The Lord will be our God, and delight to dwell among us, as His own people, and will command a blessing upon us in all our ways, so that we shall see much more of His wisdom, power, goodness and truth, than formerly we have been acquainted with. We shall find that the God of Israel is among us, when ten of us shall be able to resist a thousand of our enemies; when He shall make us a praise and glory that men shall say of succeeding plantations, “may the Lord make it like that of New England.” For we must consider that we shall be as a city upon a hill. The eyes of all people are upon us.

There are lessons for us today. We face similar obstacles in an ever-growing and ineffective civil government torn apart by two political parties at war with the Constitution, a diverse false church, and an external enemy in Islam. We can either follow the notes of Geneva as applied to our contemporary world**[4]** or the notes of Scofield. I can assure you that it will make all the difference in the world.

Footnotes:
* Please don’t email or post a comment saying that you only follow the Bible. I’m using the title as a metaphor and the article as a history lesson to show how Christians in the past dealt with adversity and did not cop out by creating an eschatological system that seemingly gave them good cause to view world conditions as indicators of a near end.**
[2]The actual title is A Good Speed to Virginia (London, 1609).

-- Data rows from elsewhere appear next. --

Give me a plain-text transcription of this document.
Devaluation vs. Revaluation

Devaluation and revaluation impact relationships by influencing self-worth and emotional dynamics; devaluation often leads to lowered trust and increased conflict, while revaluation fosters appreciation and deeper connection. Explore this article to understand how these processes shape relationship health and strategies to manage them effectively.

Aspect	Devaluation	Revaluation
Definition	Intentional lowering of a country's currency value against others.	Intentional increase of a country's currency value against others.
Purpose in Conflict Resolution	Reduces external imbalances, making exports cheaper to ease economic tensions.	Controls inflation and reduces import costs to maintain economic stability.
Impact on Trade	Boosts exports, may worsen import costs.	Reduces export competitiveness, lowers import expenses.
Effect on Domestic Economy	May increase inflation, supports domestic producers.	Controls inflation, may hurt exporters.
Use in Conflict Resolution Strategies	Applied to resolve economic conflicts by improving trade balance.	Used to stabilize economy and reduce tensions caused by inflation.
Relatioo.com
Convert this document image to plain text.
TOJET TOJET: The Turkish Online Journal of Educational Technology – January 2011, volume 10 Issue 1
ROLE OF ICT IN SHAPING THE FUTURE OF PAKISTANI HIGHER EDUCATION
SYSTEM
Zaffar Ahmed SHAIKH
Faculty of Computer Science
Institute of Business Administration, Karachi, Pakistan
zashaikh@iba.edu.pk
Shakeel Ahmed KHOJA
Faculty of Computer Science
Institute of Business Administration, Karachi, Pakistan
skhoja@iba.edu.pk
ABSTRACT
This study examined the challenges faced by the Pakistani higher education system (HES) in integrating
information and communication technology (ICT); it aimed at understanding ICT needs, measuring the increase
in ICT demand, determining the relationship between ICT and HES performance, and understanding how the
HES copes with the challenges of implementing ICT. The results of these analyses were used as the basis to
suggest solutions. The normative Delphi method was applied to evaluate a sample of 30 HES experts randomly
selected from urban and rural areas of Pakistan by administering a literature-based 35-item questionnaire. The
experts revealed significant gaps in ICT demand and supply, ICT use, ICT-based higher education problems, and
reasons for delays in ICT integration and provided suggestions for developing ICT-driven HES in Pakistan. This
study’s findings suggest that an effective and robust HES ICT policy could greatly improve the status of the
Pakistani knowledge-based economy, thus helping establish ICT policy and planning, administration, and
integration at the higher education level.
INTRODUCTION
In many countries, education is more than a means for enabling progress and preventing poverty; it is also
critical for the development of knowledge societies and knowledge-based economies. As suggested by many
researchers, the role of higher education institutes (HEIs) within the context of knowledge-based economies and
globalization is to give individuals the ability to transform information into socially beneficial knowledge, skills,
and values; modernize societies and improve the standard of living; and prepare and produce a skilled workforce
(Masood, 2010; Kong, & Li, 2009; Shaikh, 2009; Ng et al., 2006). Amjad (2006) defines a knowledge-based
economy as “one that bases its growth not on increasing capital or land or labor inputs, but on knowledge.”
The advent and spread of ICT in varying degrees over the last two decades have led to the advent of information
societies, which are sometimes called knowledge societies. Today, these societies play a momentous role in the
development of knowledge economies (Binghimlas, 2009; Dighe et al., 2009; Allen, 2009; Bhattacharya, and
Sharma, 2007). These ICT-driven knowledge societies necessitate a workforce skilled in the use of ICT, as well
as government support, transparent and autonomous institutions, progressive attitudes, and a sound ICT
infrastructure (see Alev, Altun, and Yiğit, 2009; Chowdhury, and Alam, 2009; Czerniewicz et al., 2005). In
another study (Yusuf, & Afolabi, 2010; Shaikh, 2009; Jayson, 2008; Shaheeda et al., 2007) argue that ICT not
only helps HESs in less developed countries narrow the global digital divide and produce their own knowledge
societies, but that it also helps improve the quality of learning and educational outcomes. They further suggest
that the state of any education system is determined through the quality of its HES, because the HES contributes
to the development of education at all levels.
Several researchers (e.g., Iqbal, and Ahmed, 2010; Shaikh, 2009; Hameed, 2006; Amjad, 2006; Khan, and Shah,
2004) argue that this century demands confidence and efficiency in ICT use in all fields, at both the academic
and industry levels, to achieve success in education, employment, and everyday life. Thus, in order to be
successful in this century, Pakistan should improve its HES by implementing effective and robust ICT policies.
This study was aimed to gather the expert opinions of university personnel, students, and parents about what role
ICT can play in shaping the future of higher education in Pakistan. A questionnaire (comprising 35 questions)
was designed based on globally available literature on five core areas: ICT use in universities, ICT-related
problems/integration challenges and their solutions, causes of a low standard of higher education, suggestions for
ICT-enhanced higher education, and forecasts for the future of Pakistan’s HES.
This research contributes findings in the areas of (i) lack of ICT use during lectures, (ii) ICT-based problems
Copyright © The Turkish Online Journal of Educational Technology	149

[3]** P. Marion Simms, The Bible in America: Versions that Have Played Their Part 1n the Making of the Republic (New York: Wilson-Erickson, 1936), 75–76.**
[4]** I make this point because I do not agree with the Geneva notes when they identify the papacy as the antichrist. See my article on “Hal Lindsey, Obama, and the Antichrist.” I realize that there are those who follow the Reformers on this issue and insist that modern-day Roman Catholicism is the embodiment of antichrist. Based on John’s definition, this cannot be (1 John 2:18, 22; 4:3; 2 John 7).